LA DATA

17 marzo 1992

La Storia fece un gran salto quel giorno. Il referendum per la fine dell’apartheid in Sudafrica passò con il 68,7% di “sì”. Una delle più lunga e odiose pagine della storia la politica di segregazione razziale istituita dal governo di etnia bianca dal secondo dopoguerra agli anni Novanta, l’apartheid, era peraltro già stato dichiarato crimine internazionale dalle Nazioni Unite nel 1973 e successivamente inserito nella lista dei crimini contro l’umanità.

Apartheid era la separazione dei bianchi dai neri nei quartieri, sui mezzi e nelle strutture pubbliche. Fu l’istituzione dei “bantustan”, territori semi-indipendenti così chiamati, in realtà riserve o ghetti in cui i neri (che rappresentavano l’80 della popolazione sudafricana) furono costretti a trasferirsi per volere dei coloni inglesi e degli afrikaner.

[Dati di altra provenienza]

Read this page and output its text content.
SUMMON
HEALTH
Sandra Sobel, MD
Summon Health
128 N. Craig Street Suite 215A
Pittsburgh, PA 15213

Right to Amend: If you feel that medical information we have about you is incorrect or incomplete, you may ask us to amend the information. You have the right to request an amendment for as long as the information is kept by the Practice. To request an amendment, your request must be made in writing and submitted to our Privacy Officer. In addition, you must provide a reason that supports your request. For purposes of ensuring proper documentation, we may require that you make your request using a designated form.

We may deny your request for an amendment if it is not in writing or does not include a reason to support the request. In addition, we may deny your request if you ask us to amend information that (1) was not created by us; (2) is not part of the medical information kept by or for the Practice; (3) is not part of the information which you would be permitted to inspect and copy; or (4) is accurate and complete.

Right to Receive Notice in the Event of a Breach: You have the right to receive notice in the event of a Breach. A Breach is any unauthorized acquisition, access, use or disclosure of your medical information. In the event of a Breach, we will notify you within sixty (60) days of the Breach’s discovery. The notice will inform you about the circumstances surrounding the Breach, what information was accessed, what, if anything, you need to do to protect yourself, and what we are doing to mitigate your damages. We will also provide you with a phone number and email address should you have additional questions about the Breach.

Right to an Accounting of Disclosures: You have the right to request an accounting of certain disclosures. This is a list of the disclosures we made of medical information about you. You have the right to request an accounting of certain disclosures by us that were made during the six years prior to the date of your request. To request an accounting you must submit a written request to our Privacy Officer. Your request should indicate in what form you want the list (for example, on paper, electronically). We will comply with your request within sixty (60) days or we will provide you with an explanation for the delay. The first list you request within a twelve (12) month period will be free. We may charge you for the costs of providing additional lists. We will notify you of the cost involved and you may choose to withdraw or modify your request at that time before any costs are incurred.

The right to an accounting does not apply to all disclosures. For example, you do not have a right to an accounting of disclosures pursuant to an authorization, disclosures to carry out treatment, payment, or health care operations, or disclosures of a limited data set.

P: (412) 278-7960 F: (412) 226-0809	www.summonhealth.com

La fine dell’apartheid (TESSERE ne ha parlato anche qui) è legata alla liberazione di Nelson Mandela, avvenuta nel 1990 dopo 27 anni di prigionia e la sua successiva elezione a capo dello Stato. Come era avvenuto per Mahatma Gandhi in India e per Martin Luther King negli Stati Uniti, chi si batteva per i diritti civili e la lotta ai pregiudizi ora aveva un nuovo eroe: Madiba (il nome tribale di Nelson Mandela). Oggi l’apartheid formalmente non esiste più, il Sudafrica è libero, democratico, ma le differenze sociali, le discriminazioni persistono ancora. Lì, come nel resto del mondo.